Although both are high in fat, peanuts and peanut butter are a source of healthy fats, and they are also packed with vitamin E.

Both foods may help keep the heart and brain healthy and functioning properly. Other good choices are almonds and hazelnuts.

Red Wine

Studies have shown that people who consume moderate amounts of red wine and other types of alcohol may be at reduced risk for Alzheimer's disease, but it may be that there is something else that tipplers do or don't do that affects their risk of developing Alzheimer's, said Dr. Carrillo.

"People who drink alcohol or eat healthy may be healthier in other aspects of their life, so it is difficult to disentangle whether it's the healthy diet that protects them vs. other healthy behaviors," she said.


According to a 2018 review published in the journal Current Nutrition Reports, berries that contain flavonoids, such as blueberries and grapes, may be protective against age-related cognitive decline. The paper acknowledges that more human studies are needed and that the effect has been demonstrated more clearly in animals.

Citrus and green tea were two other foods considered in the review. They also contain flavonoids, which have been shown to reduce inflammation and contribute to cognitive benefits.

Whole Grains

Fiber-rich whole grains are an integral part of the Mediterranean diet, which is also loaded with fruits, vegetables, nuts and seeds, olive oil, and wine.

A 2021 study published in the journal Neurology suggests that a Mediterranean diet may be "a protective factor against memory decline" in older people (average age of about 70 in the study). Earlier studies had suggested the same, though further research is needed to confirm the effect.

"We don't eat foods or nutrients in isolation, we eat in combination with other foods so there is value in dietary patterns," said Nikolaos Scarmeas, MD, an associate professor of neurology at Columbia University.

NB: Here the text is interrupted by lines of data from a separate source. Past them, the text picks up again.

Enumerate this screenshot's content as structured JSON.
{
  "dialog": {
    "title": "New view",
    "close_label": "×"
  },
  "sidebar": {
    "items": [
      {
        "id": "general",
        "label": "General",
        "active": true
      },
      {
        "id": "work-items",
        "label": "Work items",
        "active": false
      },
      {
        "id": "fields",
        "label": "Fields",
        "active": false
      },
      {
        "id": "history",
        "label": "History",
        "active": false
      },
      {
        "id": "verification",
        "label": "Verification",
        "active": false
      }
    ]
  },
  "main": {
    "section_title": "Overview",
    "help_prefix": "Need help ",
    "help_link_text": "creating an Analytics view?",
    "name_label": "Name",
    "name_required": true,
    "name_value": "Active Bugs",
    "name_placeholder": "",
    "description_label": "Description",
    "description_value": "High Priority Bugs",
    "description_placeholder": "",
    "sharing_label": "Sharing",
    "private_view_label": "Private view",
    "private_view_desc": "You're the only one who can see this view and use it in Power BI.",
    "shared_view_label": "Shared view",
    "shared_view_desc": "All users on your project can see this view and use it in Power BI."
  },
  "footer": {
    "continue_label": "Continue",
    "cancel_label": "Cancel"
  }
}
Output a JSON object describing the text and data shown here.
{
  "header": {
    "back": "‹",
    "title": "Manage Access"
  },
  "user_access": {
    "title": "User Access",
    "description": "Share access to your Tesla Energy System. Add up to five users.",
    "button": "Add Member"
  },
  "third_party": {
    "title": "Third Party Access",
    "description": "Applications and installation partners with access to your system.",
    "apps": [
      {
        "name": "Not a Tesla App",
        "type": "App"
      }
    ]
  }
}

The Mediterranean diet may reduce inflammation, oxidative stress, and other vascular risk factors such as high blood pressure—all of which may have a role in increasing risk for brain and heart diseases.

Diet Plus Exercise

Regular exercise is as important as what you eat when it comes to memory-saving lifestyle changes.

A 2020 literature review published in Ageing Research Reviews found that "physical exercise might provide numerous benefits through different pathways" (though the study does note that more research in humans is needed).

Experts all stress that getting regular exercise is also an important part of the equation when it comes to staving off many diseases, including Alzheimer's.

The bottom line?

"We can't go out and say, 'Eat these things and you are protected from Alzheimer's,' but there is almost no downside to increasing your physical activity and consuming a diet rich in whole grains, vegetables, fish, healthy oils, nuts, and seeds," said Dr. Morris.